Forgetting the past, or refusing to see it, to understand it and to grapple with it, is as sure a path as there is to tearing the present apart.
It seems that today, as we mourn the death of the novelist Toni Morrison, we should reflect on this terrible strain of forgetting that is infecting our country. Some are turning back toward a past of racism and violence that one could only accept by refusing to understand in any honest way what we have done as a people.
Morrison was not one for forgetting. She would not let the past slip away and let us slip away with it.
She faced, ferociously and luminously, the horror of America’s racist sins and the waves of pain and destruction that washed over the generations that followed.
They are washing over us now, as we mourn the innocent people cut down for no reason but hatred and that they wouldn’t acknowledge the lie that they were less for the place they were born, or the color of their skin or the language that they spoke.

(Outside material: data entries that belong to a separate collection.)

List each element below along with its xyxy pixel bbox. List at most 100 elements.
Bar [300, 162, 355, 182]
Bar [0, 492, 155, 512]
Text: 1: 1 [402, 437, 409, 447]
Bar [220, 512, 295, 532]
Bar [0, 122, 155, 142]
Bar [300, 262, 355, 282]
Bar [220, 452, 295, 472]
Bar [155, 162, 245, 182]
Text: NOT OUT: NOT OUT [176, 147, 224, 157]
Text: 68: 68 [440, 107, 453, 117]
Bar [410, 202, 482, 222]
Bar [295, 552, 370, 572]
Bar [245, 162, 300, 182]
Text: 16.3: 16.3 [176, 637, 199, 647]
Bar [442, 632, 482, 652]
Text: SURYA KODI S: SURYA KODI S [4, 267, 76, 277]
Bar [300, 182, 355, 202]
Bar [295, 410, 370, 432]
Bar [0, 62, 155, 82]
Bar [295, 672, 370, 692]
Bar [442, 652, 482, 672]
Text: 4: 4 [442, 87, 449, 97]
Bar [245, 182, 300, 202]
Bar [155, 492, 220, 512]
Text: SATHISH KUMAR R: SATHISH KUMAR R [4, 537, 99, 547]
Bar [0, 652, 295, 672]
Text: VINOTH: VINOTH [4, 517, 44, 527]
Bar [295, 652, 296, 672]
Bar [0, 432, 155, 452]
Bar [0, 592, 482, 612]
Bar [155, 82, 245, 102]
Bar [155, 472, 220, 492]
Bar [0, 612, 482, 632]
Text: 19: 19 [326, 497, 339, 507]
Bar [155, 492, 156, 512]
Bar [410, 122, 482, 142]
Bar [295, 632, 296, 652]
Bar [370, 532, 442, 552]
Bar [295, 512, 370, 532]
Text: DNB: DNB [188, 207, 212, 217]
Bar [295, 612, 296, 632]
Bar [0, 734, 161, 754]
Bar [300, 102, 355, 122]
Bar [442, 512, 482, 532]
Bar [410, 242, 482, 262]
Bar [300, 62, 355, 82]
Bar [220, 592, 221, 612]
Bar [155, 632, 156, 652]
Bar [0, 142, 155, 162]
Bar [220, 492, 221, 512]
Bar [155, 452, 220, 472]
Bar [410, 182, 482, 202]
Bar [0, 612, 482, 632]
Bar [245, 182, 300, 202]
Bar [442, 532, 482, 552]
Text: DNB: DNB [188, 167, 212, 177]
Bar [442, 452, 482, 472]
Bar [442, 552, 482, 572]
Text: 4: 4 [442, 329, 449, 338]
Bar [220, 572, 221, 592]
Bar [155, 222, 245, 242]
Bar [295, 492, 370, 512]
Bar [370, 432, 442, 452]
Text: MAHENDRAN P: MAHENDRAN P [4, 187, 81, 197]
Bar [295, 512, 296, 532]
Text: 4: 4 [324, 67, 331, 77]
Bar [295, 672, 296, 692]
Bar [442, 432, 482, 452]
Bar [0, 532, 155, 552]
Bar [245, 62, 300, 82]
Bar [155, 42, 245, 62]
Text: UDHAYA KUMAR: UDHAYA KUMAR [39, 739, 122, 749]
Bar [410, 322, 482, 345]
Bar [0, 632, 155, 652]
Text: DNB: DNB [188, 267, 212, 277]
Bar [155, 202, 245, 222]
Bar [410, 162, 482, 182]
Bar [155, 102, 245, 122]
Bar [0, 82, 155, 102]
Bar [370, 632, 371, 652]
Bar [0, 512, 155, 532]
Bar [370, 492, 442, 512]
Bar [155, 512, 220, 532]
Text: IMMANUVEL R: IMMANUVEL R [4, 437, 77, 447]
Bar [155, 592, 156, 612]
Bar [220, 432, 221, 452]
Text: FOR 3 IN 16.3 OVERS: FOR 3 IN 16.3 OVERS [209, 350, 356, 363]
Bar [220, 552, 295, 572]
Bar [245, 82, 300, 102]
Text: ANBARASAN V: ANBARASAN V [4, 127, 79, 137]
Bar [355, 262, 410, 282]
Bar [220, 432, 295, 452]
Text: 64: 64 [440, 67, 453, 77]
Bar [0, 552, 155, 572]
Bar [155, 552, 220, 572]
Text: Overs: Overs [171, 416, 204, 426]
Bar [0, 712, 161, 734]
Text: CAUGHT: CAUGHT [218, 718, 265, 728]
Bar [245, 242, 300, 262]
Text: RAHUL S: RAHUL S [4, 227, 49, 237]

Morrison’s most famous novel, “Beloved,” is a ghost story, and it tells of the haunting of a mother by the child she killed to keep the girl from being returned to the bondage of slavery. The child’s spirit is embodied and haunts the story, as the horrors of the past haunt us still.
Morrison didn’t want us to turn away from the truth of that horror.
“It is not possible for me to be unaware of the incredible violence, the willful ignorance, the hunger for other people’s pain,” she told The Paris Review in 1993.
We need to see the past for what it is. We need to understand the pain and destruction it caused and that it still causes.
Morrison was so finely attuned to the unreality cast into too much of history and fiction about slavery and racism – and the risk of letting a false understanding obscure the true meaning of the past to the present.
“I wanted it to be truly felt,” she said in that same interview. “I wanted to translate the historical into the personal. I spent a long time trying to figure out what it was about slavery that made it so repugnant, so personal, so indifferent, so intimate, and yet so public.”
We could apply those same sentiments to our struggle to understand what drove a man to walk into a Walmart and just murder people going about their lives.
That past will haunt us too, and we must let it. It is part of America now.